Pontiff addresses 500,000 at evening prayer service

July 28, 2002|By John Rivera | John Rivera,SUN STAFF

TORONTO - Calling the terrorist attacks of Sept. 11 an "icon of a world in which hostility and hatred seem to prevail," Pope John Paul II challenged the world's youth last night to be "a new generation of builders" who will construct a civilization of love.

Speaking to more than a half-million Catholics participating in World Youth Day, during an evening prayer service featuring multilingual prayers and chanted psalms, the pope repeated a theme that has echoed throughout his two-decade papacy: Reject godless materialism and embrace a life of the spirit.

"Is it right to be content with provisional answers to the ultimate questions, and to abandon life to the impulses of instinct, to short-lived sensations or passing fads?" the pope asked. "The question will not go away: On what foundations, on what certainties should we build our lives and the life of the community to which we belong?"

Reading from a text in English and French, the official languages of the host country, John Paul exhorted the youth to become builders "of the city of God within the city of man."

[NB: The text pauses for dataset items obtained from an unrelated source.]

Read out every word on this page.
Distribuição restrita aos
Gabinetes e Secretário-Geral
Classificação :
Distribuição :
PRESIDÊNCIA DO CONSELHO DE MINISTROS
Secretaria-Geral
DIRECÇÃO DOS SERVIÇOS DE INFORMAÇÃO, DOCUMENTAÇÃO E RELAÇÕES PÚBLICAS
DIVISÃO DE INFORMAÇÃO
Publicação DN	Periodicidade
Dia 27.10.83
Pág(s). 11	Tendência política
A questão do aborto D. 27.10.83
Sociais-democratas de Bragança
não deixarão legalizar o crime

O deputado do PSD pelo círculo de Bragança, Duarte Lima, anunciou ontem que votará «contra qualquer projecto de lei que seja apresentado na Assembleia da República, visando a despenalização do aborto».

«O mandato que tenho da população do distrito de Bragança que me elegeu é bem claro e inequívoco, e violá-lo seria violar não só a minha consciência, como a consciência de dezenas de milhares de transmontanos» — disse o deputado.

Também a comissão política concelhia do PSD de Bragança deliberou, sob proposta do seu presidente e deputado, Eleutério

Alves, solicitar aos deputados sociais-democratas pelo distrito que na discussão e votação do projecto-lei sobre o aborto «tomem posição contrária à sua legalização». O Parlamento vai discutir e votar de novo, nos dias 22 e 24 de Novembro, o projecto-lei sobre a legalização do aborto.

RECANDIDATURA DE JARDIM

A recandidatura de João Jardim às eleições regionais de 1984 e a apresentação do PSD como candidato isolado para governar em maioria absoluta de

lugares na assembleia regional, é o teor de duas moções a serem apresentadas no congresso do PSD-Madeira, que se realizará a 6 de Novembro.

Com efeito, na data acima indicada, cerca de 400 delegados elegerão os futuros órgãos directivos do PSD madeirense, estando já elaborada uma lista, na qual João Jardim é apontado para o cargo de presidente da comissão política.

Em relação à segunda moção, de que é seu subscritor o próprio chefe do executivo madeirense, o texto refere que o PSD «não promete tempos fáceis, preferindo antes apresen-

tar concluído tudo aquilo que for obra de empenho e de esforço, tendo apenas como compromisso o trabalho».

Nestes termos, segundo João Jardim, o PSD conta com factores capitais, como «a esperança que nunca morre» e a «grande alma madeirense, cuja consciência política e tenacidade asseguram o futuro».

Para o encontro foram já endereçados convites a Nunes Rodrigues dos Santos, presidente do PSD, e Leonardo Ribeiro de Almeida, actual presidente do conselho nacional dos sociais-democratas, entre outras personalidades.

"The future is in your hearts and in your hands," the pope said. "God is entrusting to you the task, at once difficult and uplifting, of working with him in the building of the civilization of love."

The pontiff flew in from his Strawberry Island retreat, about 60 miles north of Toronto, by helicopter to a former airfield where a sea of humanity waving flags from all corners of the globe had gathered throughout the day.

John Paul waved at the leaping, shouting people along the route of his "popemobile" as it made its way to a huge stage adorned with a 160-foot yellow cross visible for miles. Among those in the crowd was Prime Minister Jean Chretien.

"The enthusiasm and joy that you are showing are a sure sign of your love for the Lord, and of your desire to serve him in the church and in your brothers and sisters," the pope said in his opening greeting, his voice strong and clear despite symptoms of Parkinson's disease and other health problems.

Singing songs and carrying what they needed to spend the night outdoors, crowd members jammed streets in north Toronto to get to the concrete expanse at Downsview Park.

Lisa Hieronymus, 27, of New York City said the huge numbers bolstered the faith of those gathering here as the Roman Catholic Church tries to emerge from the sex-abuse scandals in the United States.

"It's not every day that you get to experience this kind of solidarity," she said. "A lot of people were shaken, and a lot people woke up. This sort of event will help the pope in the long run."

A Mass today in the park will conclude nearly a week of activities marking World Youth Day, an event inaugurated by John Paul in 1985. More than 200,000 young Catholics from 170 nations registered this year, a decline from previous years. Organizers expect up to 1 million people at today's Mass.

The Associated Press contributed to this article.